16 Kasım 2015 Pazartesi

102

Çiftliğe vardığımızda ne bekliyordum bilmiyorum. Sanırım iki gün bile dış dünyada vakit geçirince o dünyanın alışkanlıkları su yüzüne çıktığından insanların bizi kapıda karşılamalarını bekledim ve istedim belli belirsiz. Oysa gittiğimizde bizi bekleyen kimse yoktu; dış kapıdan girdiğimizde de, kendi binalara uğradığımızda da, tekrar yemekhanede buluştuğumuzda da. Birazcık kızdığımızı itiraf etmeliyim, beni koridorlarda durdurup “ne güzel konuştun öyle” demelerini, en azından “nerelerdeydin yahu, nasıl geçti program?” diye sormalarını istedim. Farkıma varmalarını, beni kabullenmelerini, benimsemelerini, özlemelerini… Yani bozuldum işte, o kadar.

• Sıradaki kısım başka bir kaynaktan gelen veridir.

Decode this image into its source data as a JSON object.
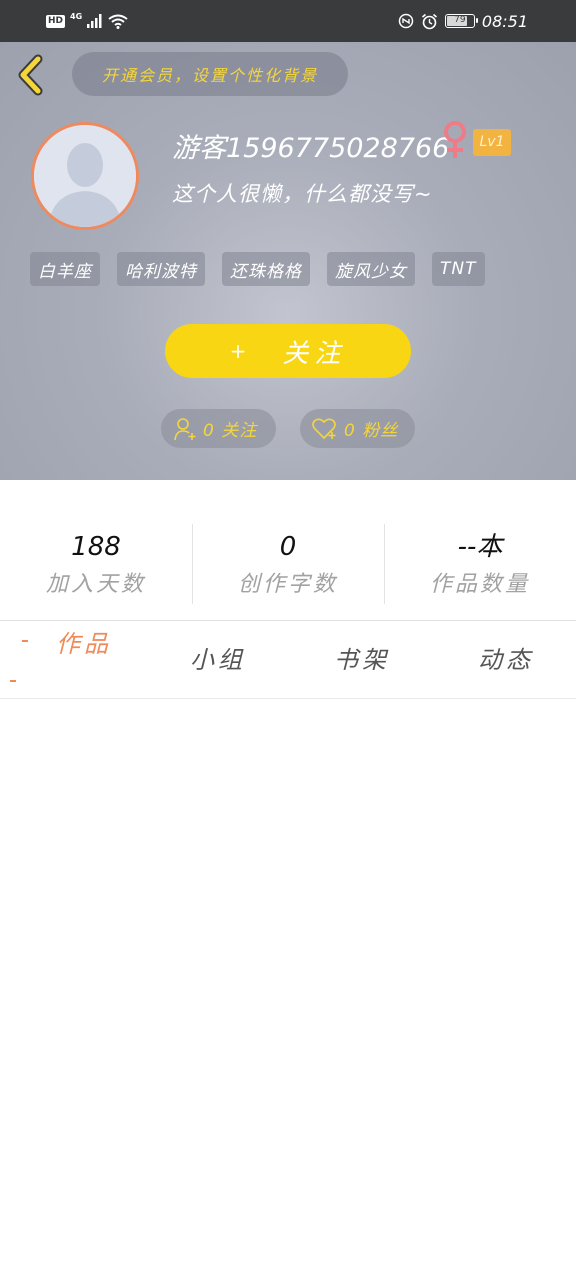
{
  "status_bar": {
    "hd": "HD",
    "network": "4G",
    "battery": "79",
    "battery_level": 0.79,
    "time": "08:51",
    "icons": [
      "signal-icon",
      "wifi-icon",
      "nfc-icon",
      "alarm-icon"
    ]
  },
  "header": {
    "vip_text": "开通会员，设置个性化背景",
    "username": "游客15967750287​66",
    "level": "Lv1",
    "bio": "这个人很懒，什么都没写~",
    "tags": [
      "白羊座",
      "哈利波特",
      "还珠格格",
      "旋风少女",
      "TNT"
    ],
    "follow_plus": "+",
    "follow_label": "关注",
    "following_text": "0 关注",
    "fans_text": "0 粉丝"
  },
  "stats": [
    {
      "value": "188",
      "label": "加入天数"
    },
    {
      "value": "0",
      "label": "创作字数"
    },
    {
      "value": "--本",
      "label": "作品数量"
    }
  ],
  "tabs": [
    "作品",
    "小组",
    "书架",
    "动态"
  ],
  "colors": {
    "accent_yellow": "#f8d613",
    "accent_orange": "#ef8b58",
    "gold_text": "#f5d63a",
    "status_bar": "#3a3b3d"
  }
}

Yemekhaneye gittiğimde herkes çoktan yemeğini yemiş, gitmişti. Köşedeki masalardan birinde Hakan ile Uğur muhabbet ediyorlardı:

“… bir daha, benim dengemi bozdu vallahi” dedi Uğur, sonra beni fark edince “Burcu da iyi biri aslında, değil mi abi?”

“Yemem ben bunları” dedim, “ciğerini öğrendim ben senin günlükten!”

“Ona da mı okuttunuz?” dedi Hakan abi yalancıktan kızarak.

“Aman be Hakan abicim, kötü bir şey yok ki o günlükte. Hem ben de birkaç sayfa ekledim başlamışken. Çok yönlü bir metin olmasına yardım ettim, başka bir bakış açısı ekledim elimden geldiğince.”

“Ne yazdın peki?”

“Okursun bitince, bu akşam kendi bölümümü bitirmeyi umuyorum” dedim. Sonra geldim bu acayip, iç bunaltıcı odaya, geçtim bilgisayarın başına, on beş dakikadır boş boş bakıyorum. Ne yazmalıyım bilemiyorum başka; sanki parmak uçlarımdan klavyeye akacak koca bir nehir var ama ben baraj kapaklarını açmanın yolunu bulamıyorum, tam olarak böyle hissediyorum işte
.
Yıllar boyunca içinde biriktirdiği, mayalandırdığı, ruhunu bulandıran çamurları, balçıkları kendisi temizleyebilir mi insan? O yapışmış, yoları tıkamış, keçeleşmiş kötülük, bedbinlik, kendine acıma, susup içine atma sökülüp atılabilir mi? Söylenmediği için ağırlaşan sözler, bir nefes bile alamadan ölmüş hisler, açlıklar, heyecanlar, pişmanlıklar gidince zihnimizdeki su berraklaşır mı? Daha iyi, olumlu, verimli düşünebilir mi insan? Ya da dertleri sadece anlatabilmek onlardan kurtulmamızı sağlar mı?

Saçmalıyorum yine. Sanki hayatımdaki dertleri ummana döksem arınacağım, yüklerimden kurtulacağım, daha cesur olacağım, yeni bir sayfa açacağım. Böyle hissediyorum.

Benim adım Burcu. Küçücük bir çocukken bile derdimi hep içime attım. Babamı anamı üzmek istemediğim için kendimi üzdüm hep. Başkalarının derdiyle dertlenmedim, başkalarını da benim derdimle dertlenmeye davet edemedim hiç. İskandinav olmalıydım, fırıncı oldum.

Bu iş burada bitmez, daha sonra yeniden yazacağım.